Three years ago I was DJing at the pill at Great Scott, two days after Patrick Kane scored an overtime goal in Game 6 of the 2010 Stanley Cup Finals that gave his Chicago Blackhawks the series win over the Philadelphia Flyers. I knew Flyers mega-fan Paul Driscoll, then of WFNX and now of RadioBDC, was in the room hanging out and having a beer.
So I decided to rub in the Philly loss by spinning the Blackhawks’ rowdy goal and victory song, a 2006 semi-hit called “Chelsea Dagger” by Scottish indie rock band the Fratellis. It wasn’t out of the ordinary — we’d spin it occasionally when it was released a few years earlier.
Roughly 20 seconds in, however, a PBR can whizzed across the dance floor and smashed into the brick wall behind me, missing my face by about a foot. Driscoll was pissed.
Hearing “Chelsea Dagger” over the next fortnight should elicit a similar reaction from fans of the Boston Bruins, who face off tonight against the ‘Hawks in Chicago for Game 1 of the 2013 Stanley Cup Finals. Every fucking time the Blackhawks score a goal — whether it be Kane, or Jonathan Toews, or Patrick Sharp, whoever — the Madhouse on Madison, the United Center, will blare that song until your black and gold ears bleed.
And they fire it up again after every home victory.
It’s an unlikely choice for a team song, as the Fratellis, a trio that take their name from the criminal family in The Goonies, gained some popularity around 2006 with the release of debut record Costello Music. Before the Hawks adopted “Chelsea Dagger” a few years ago, they were only really known in stateside for their other song, “Flathead,” which appeared in an iPod commercial.
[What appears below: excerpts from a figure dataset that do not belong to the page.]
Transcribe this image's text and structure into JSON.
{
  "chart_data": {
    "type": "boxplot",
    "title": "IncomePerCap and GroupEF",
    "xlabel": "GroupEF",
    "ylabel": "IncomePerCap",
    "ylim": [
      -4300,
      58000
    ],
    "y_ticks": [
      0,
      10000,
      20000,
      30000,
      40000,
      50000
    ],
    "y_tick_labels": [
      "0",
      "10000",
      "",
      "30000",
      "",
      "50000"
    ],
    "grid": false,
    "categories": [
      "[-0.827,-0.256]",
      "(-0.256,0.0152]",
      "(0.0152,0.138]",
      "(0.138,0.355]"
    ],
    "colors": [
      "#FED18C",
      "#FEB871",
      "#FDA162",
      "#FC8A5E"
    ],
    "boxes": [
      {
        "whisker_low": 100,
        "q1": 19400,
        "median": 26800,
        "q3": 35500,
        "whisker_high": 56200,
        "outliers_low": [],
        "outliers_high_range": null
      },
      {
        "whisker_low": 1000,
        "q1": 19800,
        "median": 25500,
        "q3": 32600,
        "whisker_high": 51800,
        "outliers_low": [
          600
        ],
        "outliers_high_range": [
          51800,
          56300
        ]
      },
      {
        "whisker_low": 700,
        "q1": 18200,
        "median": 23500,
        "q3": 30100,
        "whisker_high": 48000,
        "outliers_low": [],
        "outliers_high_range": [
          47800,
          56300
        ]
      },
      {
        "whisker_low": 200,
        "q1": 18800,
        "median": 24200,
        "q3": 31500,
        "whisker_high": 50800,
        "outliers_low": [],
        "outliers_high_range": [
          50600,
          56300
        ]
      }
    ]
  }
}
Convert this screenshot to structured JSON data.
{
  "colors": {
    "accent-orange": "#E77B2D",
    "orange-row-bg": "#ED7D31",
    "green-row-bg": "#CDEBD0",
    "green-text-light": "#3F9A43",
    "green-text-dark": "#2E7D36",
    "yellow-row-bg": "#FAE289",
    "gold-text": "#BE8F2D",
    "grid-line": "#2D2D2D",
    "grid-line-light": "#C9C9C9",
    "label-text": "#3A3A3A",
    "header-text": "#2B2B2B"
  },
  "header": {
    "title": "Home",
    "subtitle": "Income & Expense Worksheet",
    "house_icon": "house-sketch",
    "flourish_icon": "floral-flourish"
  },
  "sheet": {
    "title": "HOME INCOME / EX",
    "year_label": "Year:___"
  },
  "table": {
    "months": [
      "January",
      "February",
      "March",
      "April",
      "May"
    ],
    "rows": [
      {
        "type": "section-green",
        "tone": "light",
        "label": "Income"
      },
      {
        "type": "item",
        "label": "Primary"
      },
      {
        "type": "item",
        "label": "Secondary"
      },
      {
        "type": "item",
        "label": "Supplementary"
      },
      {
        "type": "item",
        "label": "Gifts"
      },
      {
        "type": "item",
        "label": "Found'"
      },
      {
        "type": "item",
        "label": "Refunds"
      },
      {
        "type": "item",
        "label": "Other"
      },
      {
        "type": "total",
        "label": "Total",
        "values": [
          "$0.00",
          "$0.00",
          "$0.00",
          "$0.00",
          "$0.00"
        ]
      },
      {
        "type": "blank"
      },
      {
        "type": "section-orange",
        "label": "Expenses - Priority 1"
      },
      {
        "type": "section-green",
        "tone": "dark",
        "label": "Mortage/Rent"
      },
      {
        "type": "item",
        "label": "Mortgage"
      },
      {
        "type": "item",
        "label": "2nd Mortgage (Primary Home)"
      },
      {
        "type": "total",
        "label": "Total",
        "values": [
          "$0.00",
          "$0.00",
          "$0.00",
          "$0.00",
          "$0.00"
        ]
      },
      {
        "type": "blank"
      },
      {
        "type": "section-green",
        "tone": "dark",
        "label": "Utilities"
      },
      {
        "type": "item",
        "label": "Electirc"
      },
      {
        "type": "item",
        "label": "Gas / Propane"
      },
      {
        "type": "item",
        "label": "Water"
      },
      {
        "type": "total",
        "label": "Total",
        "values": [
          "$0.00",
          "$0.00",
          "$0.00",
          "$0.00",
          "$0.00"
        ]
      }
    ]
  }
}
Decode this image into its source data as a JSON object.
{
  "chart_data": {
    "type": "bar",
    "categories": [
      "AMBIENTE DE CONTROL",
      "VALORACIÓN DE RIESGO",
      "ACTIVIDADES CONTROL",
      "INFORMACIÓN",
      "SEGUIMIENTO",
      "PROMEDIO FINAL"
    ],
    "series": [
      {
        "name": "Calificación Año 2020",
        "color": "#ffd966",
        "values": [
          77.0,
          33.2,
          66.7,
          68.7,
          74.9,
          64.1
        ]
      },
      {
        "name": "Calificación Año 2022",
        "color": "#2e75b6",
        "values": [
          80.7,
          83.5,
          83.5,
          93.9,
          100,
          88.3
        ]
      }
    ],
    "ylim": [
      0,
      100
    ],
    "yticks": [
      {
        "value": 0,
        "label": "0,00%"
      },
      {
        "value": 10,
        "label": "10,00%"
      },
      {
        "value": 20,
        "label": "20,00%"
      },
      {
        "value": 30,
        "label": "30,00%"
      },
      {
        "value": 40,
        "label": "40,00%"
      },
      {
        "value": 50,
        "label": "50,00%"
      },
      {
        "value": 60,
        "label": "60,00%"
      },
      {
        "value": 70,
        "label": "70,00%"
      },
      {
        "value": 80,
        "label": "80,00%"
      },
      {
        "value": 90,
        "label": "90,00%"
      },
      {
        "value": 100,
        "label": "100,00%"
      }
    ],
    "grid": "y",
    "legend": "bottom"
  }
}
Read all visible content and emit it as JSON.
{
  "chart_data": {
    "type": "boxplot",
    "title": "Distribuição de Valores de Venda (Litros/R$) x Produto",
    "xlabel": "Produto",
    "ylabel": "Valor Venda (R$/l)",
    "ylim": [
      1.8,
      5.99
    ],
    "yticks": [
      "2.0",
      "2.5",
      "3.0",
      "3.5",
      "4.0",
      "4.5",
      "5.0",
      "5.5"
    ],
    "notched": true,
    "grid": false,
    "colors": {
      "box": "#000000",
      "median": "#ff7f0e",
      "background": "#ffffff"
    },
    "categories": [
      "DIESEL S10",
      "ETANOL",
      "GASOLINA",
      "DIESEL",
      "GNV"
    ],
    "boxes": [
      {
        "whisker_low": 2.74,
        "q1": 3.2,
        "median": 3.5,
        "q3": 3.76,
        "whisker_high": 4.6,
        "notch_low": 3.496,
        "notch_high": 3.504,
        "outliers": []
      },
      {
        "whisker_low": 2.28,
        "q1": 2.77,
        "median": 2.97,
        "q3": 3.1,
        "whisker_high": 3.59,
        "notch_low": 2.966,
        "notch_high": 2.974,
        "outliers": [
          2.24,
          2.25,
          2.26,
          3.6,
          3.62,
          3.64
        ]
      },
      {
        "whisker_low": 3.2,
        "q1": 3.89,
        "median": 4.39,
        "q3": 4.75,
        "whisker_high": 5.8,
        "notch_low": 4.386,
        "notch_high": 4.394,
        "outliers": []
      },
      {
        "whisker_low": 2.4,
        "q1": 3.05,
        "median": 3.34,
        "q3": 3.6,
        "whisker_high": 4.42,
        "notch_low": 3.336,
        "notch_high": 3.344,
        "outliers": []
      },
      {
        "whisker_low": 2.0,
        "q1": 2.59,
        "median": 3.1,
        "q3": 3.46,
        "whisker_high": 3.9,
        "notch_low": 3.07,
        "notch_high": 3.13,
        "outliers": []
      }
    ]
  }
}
The track also appeared in am Amstel Light campaign around 2008, and outside the US, “Chelsea Dagger” is an arena and stadium favorite. Says wiki: “Chelsea Dagger” has been played over stadium sound systems before and after many football matches, and has frequently been played at other sporting events as well. League One side Yeovil Town play the song after a goal is scored at their stadium Huish Park. Since moving to the Juventus Stadium in 2011, Italian Serie A side Juventus F.C. does the same, as does Scottish First Division outfit Raith Rovers. English Championship side Nottingham Forest, who have used it for quite sometime as well as Perth Glory in the Australian Hyundai A-League.
For the next few weeks, however, it’s going to be the most hated song in Boston, and bound to draw the ire of Bruins fans from Allston to Amherst. And if you’re a DJ, avoid spinning it at your party — you might get hit with a flying PBR can.